Reasons for difference in Profit or Loss between Cost and Financial Account

Reasons for the difference in Profits or Losses between Cost and Financial Account

The profit or loss shown by the cost books differs from profit or loss shown by financial accounting for a number of reasons. The difference between cost and financial accounts results arise due to the following reasons:

  1. Items are shown only in the financial account,
  2. Items are shown only in cost account,
  3. Over or under absorption of overhead,
  4. The difference in valuation of stock,
  5. Difference methods of charging depreciation,
  6. Abnormal gain or loss.

(1) Items Shown Only in Financial Account

There are certain items of income and expenditures which are shown only in financial accounts, not in cost accounts. As a result, the profit or loss as per cost accounts would be quite different from the profit or loss as per the financial accounts. These items of financial nature can be divided into three groups:

(A) Items of expenditures shown only in financial account:

  • Interest on capital
  • Expenses on the issue of shares and debentures
  • Discount on debenture
  • Penalties and fine
  • Goodwill, preliminary expenses, etc.

(B) Items of Income:

  • Interest received, rent received, the commission received, discount received
  • Dividend received
  • Share transfer fees
  • Returned of income tax
  • The gain of the sale of fixed assets

(C) Appropriation Of Profits:

  • Income tax paid
  • Dividend paid
  • Transfer to general or specific reserves or funds
  • Excess provision for depreciation
  • Bonus.

(2) Items Shown only in Cost Account

There are very few items, which are shown in cost accounts but not in the financial accounts as they do not represent any transaction with outsiders. These items are:

  • Rent or depreciation of the own building of the proprietor
  • Remuneration of the proprietor
  • Depreciation on fully depreciated assets
  • Interest on capital employed in the production
  • The losses due to defective and spoilage

(3) Over or Under Absorption of Overhead

In a cost account, overheads are charged on the basis of a predetermined percentage. But in the financial account, they are charged with the actual amount. The effect of over or under absorption of overhead to profit is shown below:


Oversubscription………………………..Less Profit

Under subscription………………………More Profit

(4) The difference in Valuation of Stock

In the financial account, stocks are valued at cost or market price, whichever is lower, but in cost account, stocks are valued only at its cost price. This result in some difference in result i.e. profit or loss.

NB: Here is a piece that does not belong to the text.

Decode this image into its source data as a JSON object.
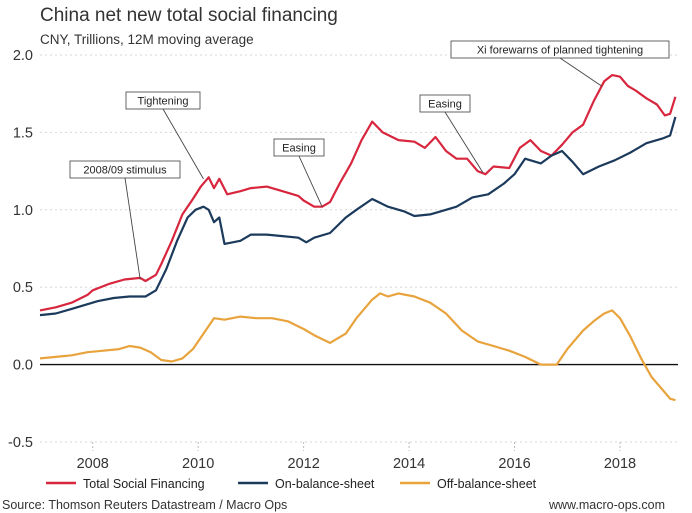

(5) Difference Methods of Charging Depreciation

There are different methods of charging depreciation. In the financial account, depreciation may be calculated on a straight line or diminishing balance method as per Income Tax Act. The difference in depreciation methods also results in disagreement in profit or loss of these two accounts.

(6) Abnormal Gains And Losses

Abnormal gains and losses are shown in financial accounts while they are completely excluded from the cost account. Goods lost by fire, theft, accident or costs of abnormal idle time are examples of abnormal losses, which are shown in a financial account but not in a cost account.